Eu tinha casa em Boston, tinha me mudado de São Paulo para Boston a convite do banco em 1996. Tinha de desmobilizar essa estrutura em Boston e mudar-me para Nova York.
Não sei como alguém pode ter ficado descontente e infeliz com isso. É como invejar o salário dos outros.

Folha - Talvez tivessem ficado descontentes com o custo da mudança. Ao todo, o sr. gastou US$ 1.761.244 em despesas com mudanças entre 2000 e 2001.
Meirelles -
O custo da mudança foi decidido pelo banco. O banco decidiu pagar o custo da mudança para Nova York. É uma coisa normal dentro da política de remoção de executivos.
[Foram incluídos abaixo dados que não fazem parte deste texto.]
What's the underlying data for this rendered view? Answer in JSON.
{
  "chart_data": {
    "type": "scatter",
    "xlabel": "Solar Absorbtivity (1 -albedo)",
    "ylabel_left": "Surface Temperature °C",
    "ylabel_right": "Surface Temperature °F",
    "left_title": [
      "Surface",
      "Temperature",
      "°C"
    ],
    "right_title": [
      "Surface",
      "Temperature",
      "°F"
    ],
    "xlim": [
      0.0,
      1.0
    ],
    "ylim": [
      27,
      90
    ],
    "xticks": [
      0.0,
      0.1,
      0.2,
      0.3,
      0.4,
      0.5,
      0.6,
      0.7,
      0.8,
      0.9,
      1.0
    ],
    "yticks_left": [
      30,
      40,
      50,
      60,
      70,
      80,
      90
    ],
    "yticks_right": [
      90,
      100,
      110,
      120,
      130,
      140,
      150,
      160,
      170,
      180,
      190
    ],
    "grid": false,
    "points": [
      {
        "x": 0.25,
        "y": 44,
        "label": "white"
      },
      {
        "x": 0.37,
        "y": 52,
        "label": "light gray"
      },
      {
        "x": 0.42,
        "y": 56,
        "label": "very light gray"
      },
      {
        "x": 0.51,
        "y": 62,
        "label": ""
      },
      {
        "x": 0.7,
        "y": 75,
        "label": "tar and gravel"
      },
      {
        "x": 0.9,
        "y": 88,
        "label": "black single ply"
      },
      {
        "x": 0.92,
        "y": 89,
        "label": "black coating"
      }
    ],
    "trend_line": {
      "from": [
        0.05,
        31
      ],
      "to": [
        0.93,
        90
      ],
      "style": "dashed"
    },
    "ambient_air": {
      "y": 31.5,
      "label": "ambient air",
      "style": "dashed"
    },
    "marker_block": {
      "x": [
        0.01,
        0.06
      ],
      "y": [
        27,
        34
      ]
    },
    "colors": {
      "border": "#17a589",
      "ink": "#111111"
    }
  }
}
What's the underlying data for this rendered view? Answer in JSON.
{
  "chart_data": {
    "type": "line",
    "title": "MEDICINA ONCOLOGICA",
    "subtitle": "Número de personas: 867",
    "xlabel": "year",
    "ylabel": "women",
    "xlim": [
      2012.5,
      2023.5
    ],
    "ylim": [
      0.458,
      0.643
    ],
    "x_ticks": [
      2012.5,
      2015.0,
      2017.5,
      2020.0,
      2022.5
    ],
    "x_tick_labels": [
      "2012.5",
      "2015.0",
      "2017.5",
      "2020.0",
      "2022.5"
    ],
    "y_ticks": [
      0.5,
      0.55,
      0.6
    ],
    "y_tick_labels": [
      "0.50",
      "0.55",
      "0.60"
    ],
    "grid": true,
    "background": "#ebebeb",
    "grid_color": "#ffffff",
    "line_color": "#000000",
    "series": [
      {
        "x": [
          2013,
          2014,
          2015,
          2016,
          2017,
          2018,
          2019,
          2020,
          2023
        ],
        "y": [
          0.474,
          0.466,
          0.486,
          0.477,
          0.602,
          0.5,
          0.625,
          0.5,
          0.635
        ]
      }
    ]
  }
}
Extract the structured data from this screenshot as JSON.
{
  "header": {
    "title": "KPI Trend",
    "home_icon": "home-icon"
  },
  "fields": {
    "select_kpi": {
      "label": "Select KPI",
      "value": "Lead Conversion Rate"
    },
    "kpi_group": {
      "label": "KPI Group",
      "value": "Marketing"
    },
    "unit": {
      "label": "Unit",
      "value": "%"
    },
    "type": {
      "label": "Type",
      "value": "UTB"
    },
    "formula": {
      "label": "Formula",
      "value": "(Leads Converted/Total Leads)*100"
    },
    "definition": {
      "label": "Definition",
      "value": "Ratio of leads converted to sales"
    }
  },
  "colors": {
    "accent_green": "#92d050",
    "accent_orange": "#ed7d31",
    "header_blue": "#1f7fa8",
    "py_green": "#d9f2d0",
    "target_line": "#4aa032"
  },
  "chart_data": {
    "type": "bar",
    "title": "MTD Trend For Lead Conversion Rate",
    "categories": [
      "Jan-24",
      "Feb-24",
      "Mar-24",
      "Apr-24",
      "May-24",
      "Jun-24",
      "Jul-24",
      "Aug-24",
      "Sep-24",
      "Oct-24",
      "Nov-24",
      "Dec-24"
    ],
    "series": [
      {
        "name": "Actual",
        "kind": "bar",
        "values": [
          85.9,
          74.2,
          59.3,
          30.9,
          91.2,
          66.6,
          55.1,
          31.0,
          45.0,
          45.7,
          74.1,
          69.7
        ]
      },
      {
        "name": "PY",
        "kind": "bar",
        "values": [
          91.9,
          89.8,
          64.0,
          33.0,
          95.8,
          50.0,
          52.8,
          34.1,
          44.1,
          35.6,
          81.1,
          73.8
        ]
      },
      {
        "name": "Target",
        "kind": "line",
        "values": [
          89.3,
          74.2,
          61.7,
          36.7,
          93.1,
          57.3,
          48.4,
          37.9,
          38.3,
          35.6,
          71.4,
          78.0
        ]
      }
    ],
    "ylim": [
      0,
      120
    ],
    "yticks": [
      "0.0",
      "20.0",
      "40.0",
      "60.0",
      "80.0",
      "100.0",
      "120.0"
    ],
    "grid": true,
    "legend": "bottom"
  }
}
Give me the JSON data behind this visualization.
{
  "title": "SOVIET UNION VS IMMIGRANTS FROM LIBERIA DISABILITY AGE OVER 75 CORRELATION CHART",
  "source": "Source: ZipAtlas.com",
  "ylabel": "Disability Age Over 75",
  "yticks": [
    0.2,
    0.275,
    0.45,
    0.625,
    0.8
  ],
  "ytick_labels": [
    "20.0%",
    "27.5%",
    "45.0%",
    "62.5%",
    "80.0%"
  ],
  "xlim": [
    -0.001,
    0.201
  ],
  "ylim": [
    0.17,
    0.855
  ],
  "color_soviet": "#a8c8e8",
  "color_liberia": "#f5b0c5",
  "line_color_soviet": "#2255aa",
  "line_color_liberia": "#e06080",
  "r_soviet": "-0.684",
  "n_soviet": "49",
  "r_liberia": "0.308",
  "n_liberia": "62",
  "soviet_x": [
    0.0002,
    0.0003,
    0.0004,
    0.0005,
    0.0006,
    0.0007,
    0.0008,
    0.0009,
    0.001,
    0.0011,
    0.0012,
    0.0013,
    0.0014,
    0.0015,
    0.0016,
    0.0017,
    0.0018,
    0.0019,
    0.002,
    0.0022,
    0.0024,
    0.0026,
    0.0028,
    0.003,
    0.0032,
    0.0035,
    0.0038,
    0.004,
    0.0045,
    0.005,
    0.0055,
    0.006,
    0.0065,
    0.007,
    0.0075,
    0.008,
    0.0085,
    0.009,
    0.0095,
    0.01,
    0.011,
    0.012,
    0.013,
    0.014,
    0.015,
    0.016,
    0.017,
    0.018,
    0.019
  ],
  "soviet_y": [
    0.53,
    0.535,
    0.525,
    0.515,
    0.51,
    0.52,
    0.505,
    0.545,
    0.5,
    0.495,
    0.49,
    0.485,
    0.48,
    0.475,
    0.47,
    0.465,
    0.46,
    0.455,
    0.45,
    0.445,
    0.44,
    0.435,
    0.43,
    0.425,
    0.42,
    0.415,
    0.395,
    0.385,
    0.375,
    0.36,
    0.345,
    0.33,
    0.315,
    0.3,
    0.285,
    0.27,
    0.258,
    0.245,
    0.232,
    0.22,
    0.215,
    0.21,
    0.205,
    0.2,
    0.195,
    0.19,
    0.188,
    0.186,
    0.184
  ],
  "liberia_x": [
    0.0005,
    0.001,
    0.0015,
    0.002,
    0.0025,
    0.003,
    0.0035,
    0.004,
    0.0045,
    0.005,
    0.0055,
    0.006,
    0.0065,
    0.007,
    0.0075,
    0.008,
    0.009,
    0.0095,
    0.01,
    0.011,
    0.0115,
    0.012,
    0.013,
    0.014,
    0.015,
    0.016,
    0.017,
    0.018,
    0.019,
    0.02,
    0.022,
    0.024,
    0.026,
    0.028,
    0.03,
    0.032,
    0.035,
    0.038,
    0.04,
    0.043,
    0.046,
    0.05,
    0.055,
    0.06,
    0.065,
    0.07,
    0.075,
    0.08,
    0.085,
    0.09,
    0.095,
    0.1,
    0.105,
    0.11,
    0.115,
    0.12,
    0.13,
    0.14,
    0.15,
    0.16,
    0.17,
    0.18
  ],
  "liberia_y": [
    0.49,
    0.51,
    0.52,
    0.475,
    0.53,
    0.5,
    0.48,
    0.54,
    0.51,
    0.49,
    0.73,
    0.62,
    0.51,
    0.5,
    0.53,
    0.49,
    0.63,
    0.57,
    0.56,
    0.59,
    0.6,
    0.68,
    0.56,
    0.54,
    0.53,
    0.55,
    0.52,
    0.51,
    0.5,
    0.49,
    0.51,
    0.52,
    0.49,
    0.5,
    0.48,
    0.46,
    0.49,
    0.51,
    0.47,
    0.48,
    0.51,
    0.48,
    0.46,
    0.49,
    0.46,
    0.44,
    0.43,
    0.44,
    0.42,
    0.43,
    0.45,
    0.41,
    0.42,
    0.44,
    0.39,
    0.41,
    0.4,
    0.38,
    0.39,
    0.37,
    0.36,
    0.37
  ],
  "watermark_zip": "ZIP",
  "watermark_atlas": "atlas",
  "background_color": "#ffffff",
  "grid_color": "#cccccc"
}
Existia em Boston uma casa que foi vendida, uma séria de despesas relacionadas com isso. Se alguém ficou infeliz, deveria ter manifestado essa infelicidade na reunião do conselho. Não adianta discordar depois. É o banco quem define o que está disposto a gastar. O banco define antes, me propõe e eu aceito. Não é o contrário. Ninguém tem cheque em branco.